These past two weeks, Palin demonstrated a keen understanding of how to communicate an effective message that alerts and persuades the American people. If she can do this with any regularity (and if Obama continues to attempt to ram socialist policies down our collective throats), she can take the country by storm in 2012. Whether liberals think she is stupid or irrelevant, they had better take notes. Palin is more relevant today than she was when McCain selected her as his running mate.

Oh, and given what happened the past two weeks, liberals might want to try a different strategy because ad hominem attacks like calling her "stupid" clearly haven't worked.

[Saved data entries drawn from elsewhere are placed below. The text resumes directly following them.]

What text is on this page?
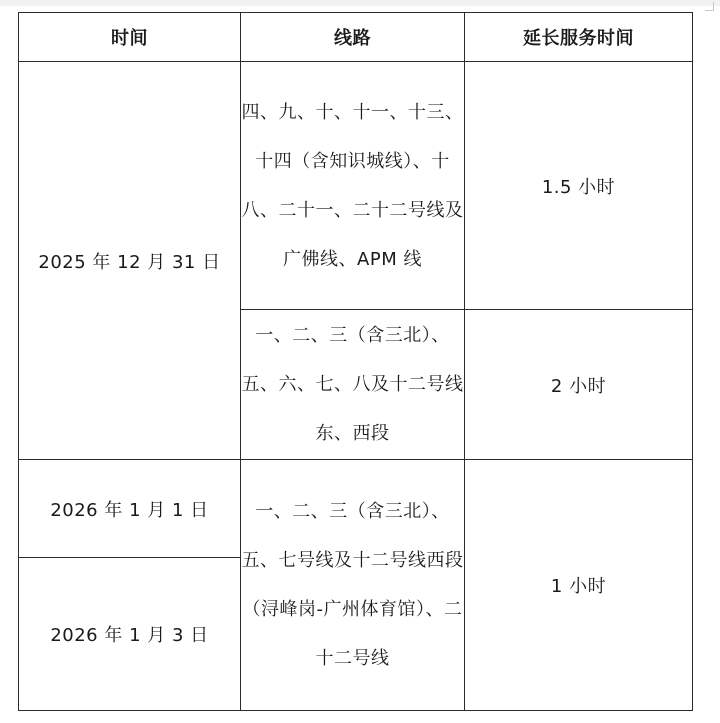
时间	线路	延长服务时间
2025 年 12 月 31 日	四、九、十、十一、十三、十四（含知识城线）、十八、二十一、二十二号线及广佛线、APM 线	1.5 小时
	一、二、三（含三北）、五、六、七、八及十二号线东、西段	2 小时
2026 年 1 月 1 日	一、二、三（含三北）、五、七号线及十二号线西段（浔峰岗-广州体育馆）、二十二号线	1 小时
2026 年 1 月 3 日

Posted by Robert M. Fojo at August 17, 2009 04:03 PM
Comments
Comment #286427

” my parents or my baby with Down Syndrome will have to stand in front of Obama’s ‘death panel’ “

All Dmcrts should probably consider contributing to Palin’s election fund if she runs, since she could actually get BHO re-elected.

Posted by: ohrealy at August 17, 2009 04:42 PM
Comment #286429

Robert,

“The answer lies, first, in her ability to attract attention from both sides. When Palin speaks, people listen.”

The fact that what came out of her mouth was a lie had nothing to do with it, and the fact that it was a lie wasn’t challenged immediately made it even worse.

The woman is nuts. The fact that people don’t instantly address any lie she puts on the table is pure insanity.

If this bumpkin is the face of what tickles the right’s fancy, this country is in deep doo doo.

Rocky

Posted by: Rocky Marks at August 17, 2009 04:51 PM
Comment #286430

“Oh, and given what happened the past two weeks, liberals might want to try a different strategy because ad hominem attacks like calling her “stupid” clearly haven’t worked.”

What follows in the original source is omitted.